Oatmeal ice cream with a blackberry swirl
Ingredients:
- 2 cups milk (I normally use whole milk for ice cream, but I had 2 percent in the fridge; in this recipe, there’s no loss of creamyness.)
- 1/2 cup raw oats (I like steel-cut Scottish oats, but regular old Quaker oats would be fine. Just don’t use the instant stuff)
- 1/4 tsp salt
- 1/2 tsp cinnamon (or more, to your taste. I used about a tablespoon, but I really like cinnamon).
- 3 eggs
- 1 tsp vanilla
- 1/2 cup sugar
- 2 cups cream or half-and-half (I used 2 percent milk enriched with three-fourths of a cup of home-made creme fraiche).
- 1 pint fresh blackberries (reserve a few nice ones for garnish)
- Sugar and/or fresh lemon juice (optional)
For optional topping:
- 2 Tbsp raw oats, toasted in a dry skillet until fragrant and golden-brown. Careful not to let it burn!
- 2 Tbsp brown sugar
Method:
In a lidded saucepan, combine milk and salt; bring to a boil. Add oats and cinnamon, reduce heat, cover and cook for 10 minutes. Remove from heat. When cool, beat eggs and sugar into the oatmeal. Return to burner, cooking over a low heat and stirring constantly until the mixture is thick and creamy enough to coat the back of the spoon. Cool, then add cream and vanilla. Refrigerate several hours to overnight.
When thoroughly chilled, pour mixture into your ice cream freezer and freeze according to manufacturer’s directions.
Meanwhile, heat the blackberries in a small saucepan, breaking up with a wooden spoon, just until they begin to disintegrate and give up their juice. Press through a sieve set over a small bowl to remove seeds, pressing with a wooden spoon to get all the blackberry goodness. You should end up with an all but seedless blackberry puree. Taste; if too tart, add a little sugar; if too sweet, add a squeeze of lemon juice. Cover with plastic wrap and chill. Don’t be surprised if the puree gets quite thick; blackberries are packed with natural pectins.

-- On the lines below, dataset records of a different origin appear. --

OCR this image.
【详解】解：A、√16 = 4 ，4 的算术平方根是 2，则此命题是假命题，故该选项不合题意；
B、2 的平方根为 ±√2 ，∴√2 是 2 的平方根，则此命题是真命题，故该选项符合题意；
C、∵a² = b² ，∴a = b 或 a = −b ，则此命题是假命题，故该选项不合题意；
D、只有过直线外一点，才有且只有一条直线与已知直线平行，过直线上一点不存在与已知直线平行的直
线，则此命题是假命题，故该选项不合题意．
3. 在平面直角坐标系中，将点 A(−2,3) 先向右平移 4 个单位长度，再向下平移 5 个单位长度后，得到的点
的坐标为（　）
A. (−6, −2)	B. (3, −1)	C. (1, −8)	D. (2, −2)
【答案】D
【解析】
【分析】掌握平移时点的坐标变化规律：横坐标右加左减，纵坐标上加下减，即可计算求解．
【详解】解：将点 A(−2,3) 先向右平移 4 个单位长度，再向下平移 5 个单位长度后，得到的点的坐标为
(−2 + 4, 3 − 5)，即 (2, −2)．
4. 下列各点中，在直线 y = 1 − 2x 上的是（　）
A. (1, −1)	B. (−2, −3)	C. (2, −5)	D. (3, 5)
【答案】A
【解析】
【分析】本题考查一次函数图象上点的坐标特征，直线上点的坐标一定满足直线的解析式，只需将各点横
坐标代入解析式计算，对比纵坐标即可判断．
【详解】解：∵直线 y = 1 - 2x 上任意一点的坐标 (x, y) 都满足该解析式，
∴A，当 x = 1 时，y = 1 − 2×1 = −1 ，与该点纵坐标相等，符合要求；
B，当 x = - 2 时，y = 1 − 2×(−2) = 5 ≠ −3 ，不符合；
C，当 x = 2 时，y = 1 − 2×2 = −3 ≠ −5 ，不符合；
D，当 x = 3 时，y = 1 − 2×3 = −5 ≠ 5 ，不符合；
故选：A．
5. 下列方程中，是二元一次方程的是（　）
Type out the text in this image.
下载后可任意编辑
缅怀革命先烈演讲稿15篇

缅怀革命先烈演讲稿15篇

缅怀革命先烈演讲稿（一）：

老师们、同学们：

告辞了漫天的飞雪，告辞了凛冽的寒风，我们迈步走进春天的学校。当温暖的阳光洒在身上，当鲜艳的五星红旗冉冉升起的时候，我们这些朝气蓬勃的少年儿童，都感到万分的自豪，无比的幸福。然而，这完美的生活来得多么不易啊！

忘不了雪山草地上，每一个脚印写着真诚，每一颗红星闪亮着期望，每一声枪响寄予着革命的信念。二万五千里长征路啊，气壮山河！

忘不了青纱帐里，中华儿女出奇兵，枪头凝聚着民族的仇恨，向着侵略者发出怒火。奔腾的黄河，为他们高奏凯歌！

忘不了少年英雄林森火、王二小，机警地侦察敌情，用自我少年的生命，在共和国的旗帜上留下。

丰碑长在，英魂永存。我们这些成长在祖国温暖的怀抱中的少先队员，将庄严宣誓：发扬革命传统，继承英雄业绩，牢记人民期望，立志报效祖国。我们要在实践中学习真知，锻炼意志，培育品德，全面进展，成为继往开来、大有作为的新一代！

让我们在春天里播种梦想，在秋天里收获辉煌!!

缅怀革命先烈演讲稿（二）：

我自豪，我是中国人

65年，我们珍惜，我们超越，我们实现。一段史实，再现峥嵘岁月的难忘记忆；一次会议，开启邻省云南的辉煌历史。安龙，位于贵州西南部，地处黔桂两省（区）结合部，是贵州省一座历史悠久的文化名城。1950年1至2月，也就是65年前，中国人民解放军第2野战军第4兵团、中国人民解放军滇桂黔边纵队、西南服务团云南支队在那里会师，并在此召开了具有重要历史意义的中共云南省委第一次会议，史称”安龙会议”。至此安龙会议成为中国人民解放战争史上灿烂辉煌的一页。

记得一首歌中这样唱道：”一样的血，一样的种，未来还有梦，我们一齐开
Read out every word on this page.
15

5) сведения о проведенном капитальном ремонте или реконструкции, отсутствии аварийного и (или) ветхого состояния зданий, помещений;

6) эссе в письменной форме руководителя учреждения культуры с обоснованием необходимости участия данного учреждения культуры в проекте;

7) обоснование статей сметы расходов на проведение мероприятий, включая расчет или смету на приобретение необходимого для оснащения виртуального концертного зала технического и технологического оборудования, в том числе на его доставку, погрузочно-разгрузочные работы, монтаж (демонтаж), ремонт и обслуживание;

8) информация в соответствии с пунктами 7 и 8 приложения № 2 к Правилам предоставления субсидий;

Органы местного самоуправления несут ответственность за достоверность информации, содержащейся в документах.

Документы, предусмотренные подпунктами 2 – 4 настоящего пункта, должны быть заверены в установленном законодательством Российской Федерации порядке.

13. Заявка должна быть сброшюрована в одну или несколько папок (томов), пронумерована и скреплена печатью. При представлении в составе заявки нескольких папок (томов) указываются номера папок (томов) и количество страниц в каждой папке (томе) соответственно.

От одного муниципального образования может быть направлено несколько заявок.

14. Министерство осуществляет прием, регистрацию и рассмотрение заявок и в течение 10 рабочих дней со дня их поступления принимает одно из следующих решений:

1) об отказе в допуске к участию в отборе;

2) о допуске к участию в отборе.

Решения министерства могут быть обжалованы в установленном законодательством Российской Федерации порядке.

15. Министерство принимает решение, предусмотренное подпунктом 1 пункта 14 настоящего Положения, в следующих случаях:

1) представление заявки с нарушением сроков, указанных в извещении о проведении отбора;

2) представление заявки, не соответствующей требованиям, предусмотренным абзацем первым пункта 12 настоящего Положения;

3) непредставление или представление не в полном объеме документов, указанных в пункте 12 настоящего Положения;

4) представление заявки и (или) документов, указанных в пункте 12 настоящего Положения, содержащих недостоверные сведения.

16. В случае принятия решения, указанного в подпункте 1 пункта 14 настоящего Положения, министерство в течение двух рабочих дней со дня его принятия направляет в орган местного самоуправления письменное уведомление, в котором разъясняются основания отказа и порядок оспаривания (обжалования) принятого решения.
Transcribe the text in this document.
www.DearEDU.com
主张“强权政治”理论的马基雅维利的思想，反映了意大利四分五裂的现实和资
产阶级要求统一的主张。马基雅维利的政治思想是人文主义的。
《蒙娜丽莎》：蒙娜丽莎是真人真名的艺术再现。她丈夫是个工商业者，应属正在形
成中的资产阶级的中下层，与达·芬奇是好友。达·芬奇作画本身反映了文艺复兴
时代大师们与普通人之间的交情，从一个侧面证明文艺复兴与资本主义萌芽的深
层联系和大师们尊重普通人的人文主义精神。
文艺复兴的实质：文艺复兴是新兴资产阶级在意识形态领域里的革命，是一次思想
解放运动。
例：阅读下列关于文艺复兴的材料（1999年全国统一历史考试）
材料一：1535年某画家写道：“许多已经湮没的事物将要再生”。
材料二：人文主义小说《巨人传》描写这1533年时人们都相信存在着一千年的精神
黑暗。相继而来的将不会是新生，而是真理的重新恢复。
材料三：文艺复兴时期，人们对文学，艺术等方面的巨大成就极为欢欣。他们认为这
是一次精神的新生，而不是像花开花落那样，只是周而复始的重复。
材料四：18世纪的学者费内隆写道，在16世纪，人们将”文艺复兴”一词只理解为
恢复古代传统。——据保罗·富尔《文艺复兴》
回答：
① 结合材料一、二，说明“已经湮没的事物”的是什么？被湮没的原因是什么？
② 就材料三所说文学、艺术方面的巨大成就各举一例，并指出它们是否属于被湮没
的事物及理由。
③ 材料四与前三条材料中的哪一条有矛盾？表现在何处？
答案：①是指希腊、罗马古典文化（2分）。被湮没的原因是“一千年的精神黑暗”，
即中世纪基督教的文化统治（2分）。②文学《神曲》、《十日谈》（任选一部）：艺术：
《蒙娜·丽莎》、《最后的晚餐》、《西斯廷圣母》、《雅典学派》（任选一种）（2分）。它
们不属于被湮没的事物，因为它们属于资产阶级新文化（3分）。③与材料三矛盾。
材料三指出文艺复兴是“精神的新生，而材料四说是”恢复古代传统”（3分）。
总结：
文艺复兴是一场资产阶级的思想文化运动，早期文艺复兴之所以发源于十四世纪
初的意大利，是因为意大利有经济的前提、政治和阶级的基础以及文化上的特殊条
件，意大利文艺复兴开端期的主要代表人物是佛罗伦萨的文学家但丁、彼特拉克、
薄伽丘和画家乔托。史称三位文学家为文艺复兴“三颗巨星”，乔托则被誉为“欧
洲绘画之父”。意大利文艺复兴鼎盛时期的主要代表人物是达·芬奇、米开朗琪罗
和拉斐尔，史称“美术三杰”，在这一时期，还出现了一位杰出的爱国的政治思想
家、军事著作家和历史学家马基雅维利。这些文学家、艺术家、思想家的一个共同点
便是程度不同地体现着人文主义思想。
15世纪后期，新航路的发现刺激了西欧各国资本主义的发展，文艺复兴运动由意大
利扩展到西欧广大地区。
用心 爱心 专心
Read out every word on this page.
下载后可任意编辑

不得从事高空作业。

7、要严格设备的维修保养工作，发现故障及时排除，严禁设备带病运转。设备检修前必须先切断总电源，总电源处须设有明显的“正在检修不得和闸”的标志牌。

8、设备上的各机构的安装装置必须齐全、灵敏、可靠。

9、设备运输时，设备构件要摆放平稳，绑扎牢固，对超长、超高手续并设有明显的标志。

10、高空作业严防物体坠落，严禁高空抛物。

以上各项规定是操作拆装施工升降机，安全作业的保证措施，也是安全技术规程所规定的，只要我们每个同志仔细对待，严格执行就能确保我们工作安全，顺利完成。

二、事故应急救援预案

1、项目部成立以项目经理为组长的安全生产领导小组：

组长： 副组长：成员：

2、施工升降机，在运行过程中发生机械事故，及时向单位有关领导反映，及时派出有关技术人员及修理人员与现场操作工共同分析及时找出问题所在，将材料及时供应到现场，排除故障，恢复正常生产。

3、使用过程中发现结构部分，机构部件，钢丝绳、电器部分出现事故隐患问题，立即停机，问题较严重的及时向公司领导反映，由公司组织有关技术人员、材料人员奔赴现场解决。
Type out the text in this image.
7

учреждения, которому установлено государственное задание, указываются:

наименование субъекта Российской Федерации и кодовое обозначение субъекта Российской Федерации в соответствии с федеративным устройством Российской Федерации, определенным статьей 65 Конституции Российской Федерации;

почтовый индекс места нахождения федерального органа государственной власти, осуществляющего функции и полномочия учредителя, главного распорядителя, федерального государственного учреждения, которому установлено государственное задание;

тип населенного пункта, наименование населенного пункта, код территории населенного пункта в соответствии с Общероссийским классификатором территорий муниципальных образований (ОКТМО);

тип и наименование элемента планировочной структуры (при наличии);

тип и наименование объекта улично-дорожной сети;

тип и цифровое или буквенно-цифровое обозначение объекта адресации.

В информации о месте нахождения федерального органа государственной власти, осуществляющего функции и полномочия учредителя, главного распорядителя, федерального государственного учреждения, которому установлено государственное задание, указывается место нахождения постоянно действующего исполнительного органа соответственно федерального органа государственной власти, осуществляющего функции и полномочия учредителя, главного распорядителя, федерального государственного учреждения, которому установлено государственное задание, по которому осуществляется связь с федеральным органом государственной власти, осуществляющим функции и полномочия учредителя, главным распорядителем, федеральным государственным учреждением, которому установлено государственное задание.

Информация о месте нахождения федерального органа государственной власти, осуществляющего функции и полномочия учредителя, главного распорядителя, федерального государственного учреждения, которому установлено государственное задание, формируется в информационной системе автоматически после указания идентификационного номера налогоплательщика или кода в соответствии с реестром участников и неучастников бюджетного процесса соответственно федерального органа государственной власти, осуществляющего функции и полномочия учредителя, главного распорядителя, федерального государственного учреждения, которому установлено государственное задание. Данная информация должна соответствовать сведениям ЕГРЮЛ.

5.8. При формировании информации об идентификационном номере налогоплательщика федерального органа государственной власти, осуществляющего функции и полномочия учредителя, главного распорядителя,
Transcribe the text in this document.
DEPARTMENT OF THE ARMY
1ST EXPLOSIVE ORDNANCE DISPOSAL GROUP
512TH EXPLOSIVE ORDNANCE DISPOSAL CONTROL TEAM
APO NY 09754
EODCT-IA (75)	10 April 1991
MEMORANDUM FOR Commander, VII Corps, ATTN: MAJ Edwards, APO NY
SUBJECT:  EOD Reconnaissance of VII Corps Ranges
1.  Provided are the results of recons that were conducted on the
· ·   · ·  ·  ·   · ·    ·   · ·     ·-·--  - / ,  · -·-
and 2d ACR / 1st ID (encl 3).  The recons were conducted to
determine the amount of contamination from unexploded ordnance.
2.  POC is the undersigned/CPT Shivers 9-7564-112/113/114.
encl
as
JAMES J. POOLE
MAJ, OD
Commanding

When the ice cream is mostly frozen (scoopable but not hard), transfer to a lidded freezer container with a bit of extra space: spoon in a layer of ice cream, add some of the berry puree and continue alternating, running a spoon or spatula through the mixture a couple of times. Your goal is not a uniform blend, but ice cream with veins of berry running through it. Return to freezer for at least two hours to ripen. (Note: If, as I did, you use reduced fat milk instead of cream, the ice cream may freeze up too hard to scoop. Just let it sit outside the freezer for a few minutes before serving, or give it a few 10-second bursts in the microwave).
When ready to serve, mix the toasted oats with the brown sugar; place a scoop (or two!) of ice cream into a dish, sprinkle on some of the oat/brown sugar topping and crown with a perfect blackberry.
Makes a little over over a quart of ice cream. Share it with friends.